How to Generate Lua‑Level Flame Graphs for OpenResty Using SystemTap and eBPF
This article explains how to produce Lua‑level flame graphs for OpenResty by leveraging SystemTap’s lj‑lua‑stacks tool, demonstrates the underlying data structures and call‑stack extraction, and explores a possible eBPF‑based rewrite for safer, kernel‑level tracing.
Introduction
This note describes how to generate Lua‑level flame graphs for OpenResty‑based Kubernetes gateways (e.g., ALB). Lua‑level flame graphs resolve Lua function names and source lines, allowing developers to pinpoint performance hot spots inside LuaJIT code.
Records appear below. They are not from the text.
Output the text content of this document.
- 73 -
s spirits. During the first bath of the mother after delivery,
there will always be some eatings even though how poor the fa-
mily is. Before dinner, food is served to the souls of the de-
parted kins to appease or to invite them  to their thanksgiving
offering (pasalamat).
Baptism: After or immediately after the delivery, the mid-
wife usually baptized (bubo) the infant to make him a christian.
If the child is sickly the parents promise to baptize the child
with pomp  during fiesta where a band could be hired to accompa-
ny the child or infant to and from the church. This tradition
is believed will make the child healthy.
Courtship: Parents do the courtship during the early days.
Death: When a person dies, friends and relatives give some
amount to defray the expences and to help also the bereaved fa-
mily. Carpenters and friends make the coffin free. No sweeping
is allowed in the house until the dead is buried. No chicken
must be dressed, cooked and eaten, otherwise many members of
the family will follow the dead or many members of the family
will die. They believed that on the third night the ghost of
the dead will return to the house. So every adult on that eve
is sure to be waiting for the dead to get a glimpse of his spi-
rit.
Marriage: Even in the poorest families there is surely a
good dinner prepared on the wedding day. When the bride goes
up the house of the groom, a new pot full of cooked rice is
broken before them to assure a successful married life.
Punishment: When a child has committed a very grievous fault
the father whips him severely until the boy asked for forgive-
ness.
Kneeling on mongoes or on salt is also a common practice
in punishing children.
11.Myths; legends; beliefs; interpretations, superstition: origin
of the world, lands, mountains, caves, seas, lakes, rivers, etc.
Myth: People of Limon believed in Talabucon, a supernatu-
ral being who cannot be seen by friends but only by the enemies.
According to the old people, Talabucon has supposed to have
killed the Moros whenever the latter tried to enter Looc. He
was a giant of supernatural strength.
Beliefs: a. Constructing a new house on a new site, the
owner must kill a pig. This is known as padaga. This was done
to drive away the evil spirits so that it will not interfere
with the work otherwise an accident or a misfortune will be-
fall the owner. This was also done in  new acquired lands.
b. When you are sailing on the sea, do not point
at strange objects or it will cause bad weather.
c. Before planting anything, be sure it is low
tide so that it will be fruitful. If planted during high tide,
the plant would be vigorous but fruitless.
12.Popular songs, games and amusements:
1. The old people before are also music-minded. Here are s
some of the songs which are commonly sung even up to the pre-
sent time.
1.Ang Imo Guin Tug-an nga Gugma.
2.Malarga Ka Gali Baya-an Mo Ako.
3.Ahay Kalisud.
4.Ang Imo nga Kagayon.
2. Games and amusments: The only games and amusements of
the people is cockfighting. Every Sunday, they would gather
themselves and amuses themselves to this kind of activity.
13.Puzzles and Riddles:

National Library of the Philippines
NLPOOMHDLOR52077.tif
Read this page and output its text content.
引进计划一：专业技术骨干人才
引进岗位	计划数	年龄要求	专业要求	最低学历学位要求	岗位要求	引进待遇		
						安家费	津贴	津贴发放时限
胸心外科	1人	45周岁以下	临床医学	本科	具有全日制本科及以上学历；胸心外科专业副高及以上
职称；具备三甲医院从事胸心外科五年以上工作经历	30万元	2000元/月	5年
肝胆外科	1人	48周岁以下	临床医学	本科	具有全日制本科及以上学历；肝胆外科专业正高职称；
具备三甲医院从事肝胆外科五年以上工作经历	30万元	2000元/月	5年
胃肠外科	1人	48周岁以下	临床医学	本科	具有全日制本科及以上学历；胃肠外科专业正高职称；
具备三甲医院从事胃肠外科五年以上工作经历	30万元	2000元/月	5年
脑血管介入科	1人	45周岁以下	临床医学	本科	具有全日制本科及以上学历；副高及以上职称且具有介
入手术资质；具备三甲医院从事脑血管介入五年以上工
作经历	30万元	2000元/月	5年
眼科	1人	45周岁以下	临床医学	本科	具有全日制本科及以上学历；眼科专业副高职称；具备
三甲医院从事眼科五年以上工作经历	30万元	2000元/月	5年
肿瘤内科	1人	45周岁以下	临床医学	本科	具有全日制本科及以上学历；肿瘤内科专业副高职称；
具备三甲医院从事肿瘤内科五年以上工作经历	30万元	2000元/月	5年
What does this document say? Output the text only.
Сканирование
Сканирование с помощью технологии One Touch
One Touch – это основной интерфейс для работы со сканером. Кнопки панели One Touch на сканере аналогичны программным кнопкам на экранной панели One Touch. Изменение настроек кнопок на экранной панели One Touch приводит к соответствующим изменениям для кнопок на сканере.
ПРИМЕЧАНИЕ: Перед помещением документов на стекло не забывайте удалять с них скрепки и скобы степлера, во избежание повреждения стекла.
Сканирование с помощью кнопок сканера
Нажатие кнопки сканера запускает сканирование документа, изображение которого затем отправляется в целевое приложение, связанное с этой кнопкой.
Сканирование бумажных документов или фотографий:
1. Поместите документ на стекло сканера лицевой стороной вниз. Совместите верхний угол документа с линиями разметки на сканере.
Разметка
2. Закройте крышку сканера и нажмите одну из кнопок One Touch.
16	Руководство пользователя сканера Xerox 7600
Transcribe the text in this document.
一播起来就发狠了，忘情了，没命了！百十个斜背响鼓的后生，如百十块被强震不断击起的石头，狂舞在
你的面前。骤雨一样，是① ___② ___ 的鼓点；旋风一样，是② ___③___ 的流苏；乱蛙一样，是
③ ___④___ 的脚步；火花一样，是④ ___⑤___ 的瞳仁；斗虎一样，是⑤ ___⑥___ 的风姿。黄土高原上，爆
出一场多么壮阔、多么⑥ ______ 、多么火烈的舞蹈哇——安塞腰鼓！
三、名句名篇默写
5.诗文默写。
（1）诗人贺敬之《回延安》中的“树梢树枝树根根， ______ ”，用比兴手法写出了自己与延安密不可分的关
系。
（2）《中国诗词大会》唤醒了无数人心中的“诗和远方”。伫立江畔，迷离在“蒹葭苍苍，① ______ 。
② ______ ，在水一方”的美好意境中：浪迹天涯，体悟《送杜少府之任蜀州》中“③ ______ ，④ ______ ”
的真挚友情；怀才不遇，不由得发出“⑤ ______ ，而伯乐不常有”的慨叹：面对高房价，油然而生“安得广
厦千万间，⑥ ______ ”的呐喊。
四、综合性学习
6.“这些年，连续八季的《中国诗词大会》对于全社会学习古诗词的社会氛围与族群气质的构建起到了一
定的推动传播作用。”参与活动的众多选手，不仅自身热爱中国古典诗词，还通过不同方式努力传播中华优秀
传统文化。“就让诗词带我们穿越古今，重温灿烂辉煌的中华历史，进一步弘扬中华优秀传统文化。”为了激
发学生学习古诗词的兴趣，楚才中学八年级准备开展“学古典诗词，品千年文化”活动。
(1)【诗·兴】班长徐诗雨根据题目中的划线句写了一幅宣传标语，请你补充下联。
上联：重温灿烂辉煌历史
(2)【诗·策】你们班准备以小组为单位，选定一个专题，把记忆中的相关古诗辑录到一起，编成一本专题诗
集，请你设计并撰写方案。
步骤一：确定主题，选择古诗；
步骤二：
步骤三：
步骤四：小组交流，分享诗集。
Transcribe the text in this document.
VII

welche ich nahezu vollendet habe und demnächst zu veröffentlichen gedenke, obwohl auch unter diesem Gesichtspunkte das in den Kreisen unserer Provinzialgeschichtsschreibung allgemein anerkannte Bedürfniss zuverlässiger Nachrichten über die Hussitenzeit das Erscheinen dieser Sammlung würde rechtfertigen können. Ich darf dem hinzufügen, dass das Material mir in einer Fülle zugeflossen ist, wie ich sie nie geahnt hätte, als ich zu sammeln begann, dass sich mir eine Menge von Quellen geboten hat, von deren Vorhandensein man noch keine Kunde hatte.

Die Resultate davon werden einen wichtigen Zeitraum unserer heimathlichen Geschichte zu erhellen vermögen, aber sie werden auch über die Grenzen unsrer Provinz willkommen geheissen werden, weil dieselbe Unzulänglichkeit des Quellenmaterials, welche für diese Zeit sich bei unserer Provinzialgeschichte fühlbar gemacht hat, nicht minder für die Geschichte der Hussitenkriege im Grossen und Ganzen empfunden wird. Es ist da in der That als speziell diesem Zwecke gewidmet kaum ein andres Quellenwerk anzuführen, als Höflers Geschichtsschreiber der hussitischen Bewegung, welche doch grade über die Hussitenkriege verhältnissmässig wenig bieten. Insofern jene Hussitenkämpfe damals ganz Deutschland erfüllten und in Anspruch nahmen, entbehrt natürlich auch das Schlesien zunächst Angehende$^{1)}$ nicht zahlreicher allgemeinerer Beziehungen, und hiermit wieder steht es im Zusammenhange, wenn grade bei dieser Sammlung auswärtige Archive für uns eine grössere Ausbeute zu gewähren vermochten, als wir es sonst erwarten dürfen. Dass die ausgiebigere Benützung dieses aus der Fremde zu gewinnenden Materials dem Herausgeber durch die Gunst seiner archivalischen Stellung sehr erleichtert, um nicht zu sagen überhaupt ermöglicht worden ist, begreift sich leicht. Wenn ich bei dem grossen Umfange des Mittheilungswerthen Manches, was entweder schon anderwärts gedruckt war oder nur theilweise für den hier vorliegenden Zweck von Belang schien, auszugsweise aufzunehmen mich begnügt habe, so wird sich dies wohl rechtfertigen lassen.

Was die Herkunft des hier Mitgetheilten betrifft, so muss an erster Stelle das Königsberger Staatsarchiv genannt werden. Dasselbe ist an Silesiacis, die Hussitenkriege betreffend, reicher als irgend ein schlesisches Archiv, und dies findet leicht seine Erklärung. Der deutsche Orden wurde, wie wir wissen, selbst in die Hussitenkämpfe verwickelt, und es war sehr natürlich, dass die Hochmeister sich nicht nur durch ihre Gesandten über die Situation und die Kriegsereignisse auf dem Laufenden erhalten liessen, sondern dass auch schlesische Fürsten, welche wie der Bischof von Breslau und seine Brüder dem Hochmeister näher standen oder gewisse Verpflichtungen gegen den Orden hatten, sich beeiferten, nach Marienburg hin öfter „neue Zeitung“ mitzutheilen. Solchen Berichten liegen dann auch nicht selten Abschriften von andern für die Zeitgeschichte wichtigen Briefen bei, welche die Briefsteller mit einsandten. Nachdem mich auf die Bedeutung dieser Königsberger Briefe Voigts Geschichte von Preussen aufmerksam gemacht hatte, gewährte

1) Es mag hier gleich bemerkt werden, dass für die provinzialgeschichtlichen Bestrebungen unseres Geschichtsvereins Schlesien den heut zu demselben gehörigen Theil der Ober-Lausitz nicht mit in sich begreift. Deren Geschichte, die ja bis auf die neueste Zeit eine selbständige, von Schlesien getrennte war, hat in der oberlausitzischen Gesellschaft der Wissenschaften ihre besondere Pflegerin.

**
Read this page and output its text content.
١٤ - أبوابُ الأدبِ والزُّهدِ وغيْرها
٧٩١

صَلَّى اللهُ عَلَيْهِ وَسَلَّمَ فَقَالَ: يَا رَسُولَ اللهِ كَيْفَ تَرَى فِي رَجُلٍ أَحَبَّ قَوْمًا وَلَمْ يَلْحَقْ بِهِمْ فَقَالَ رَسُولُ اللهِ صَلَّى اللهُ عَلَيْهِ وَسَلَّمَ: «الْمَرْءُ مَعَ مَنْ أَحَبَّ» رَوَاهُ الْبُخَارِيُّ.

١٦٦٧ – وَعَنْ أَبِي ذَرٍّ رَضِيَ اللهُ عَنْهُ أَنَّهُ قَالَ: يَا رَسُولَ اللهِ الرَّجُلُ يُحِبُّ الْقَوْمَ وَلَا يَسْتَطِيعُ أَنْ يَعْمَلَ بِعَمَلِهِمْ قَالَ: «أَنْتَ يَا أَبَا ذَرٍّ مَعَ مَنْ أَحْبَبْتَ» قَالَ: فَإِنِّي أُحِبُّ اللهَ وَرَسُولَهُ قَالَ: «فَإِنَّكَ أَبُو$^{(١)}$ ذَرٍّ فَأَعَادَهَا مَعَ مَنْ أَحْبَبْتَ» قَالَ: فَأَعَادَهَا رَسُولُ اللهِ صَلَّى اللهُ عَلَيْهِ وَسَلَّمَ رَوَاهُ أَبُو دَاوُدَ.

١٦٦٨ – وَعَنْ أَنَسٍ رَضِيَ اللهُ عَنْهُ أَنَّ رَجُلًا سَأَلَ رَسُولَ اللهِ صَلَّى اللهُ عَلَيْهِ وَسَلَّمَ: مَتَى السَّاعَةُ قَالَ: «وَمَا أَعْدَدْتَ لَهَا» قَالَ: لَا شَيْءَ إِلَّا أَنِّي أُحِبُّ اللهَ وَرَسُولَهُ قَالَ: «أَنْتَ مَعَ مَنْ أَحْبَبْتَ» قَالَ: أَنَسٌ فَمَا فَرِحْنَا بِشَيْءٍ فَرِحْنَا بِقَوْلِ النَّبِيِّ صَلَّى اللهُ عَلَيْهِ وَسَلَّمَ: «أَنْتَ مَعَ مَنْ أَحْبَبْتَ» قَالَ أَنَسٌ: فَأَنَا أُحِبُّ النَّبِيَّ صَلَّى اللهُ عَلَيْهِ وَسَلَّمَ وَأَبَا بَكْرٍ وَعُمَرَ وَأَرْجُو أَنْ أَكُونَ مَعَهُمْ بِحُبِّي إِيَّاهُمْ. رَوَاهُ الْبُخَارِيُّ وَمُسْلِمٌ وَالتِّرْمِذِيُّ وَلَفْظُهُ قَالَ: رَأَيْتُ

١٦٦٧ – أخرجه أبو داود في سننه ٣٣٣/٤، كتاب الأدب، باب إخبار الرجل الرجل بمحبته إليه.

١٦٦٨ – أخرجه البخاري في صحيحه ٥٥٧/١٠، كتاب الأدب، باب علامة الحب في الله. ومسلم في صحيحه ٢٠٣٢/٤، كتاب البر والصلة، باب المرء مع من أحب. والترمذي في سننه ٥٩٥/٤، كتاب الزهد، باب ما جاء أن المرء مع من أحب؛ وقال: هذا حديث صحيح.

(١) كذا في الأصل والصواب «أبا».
Why Lua‑Level Flame Graphs
Standard Nginx flame graphs only show C symbols, which hides bottlenecks introduced by Lua code (e.g., slow Prometheus metric handling). By walking the LuaJIT call stack and emitting file:line entries, the flame graph reveals the exact Lua functions that dominate CPU time.
Toolchain
The community tool lj‑lua‑stacks (shipped with stapxx ) uses SystemTap to inject probes into a running Nginx worker, reads LuaJIT internal structures, extracts function names, and feeds the data to flamegraph.pl.
SystemTap Overview
SystemTap compiles a script into a kernel module that can read user‑space memory. It provides syntactic sugar such as @var("module", "binary") to obtain the address of a global variable directly from a running process.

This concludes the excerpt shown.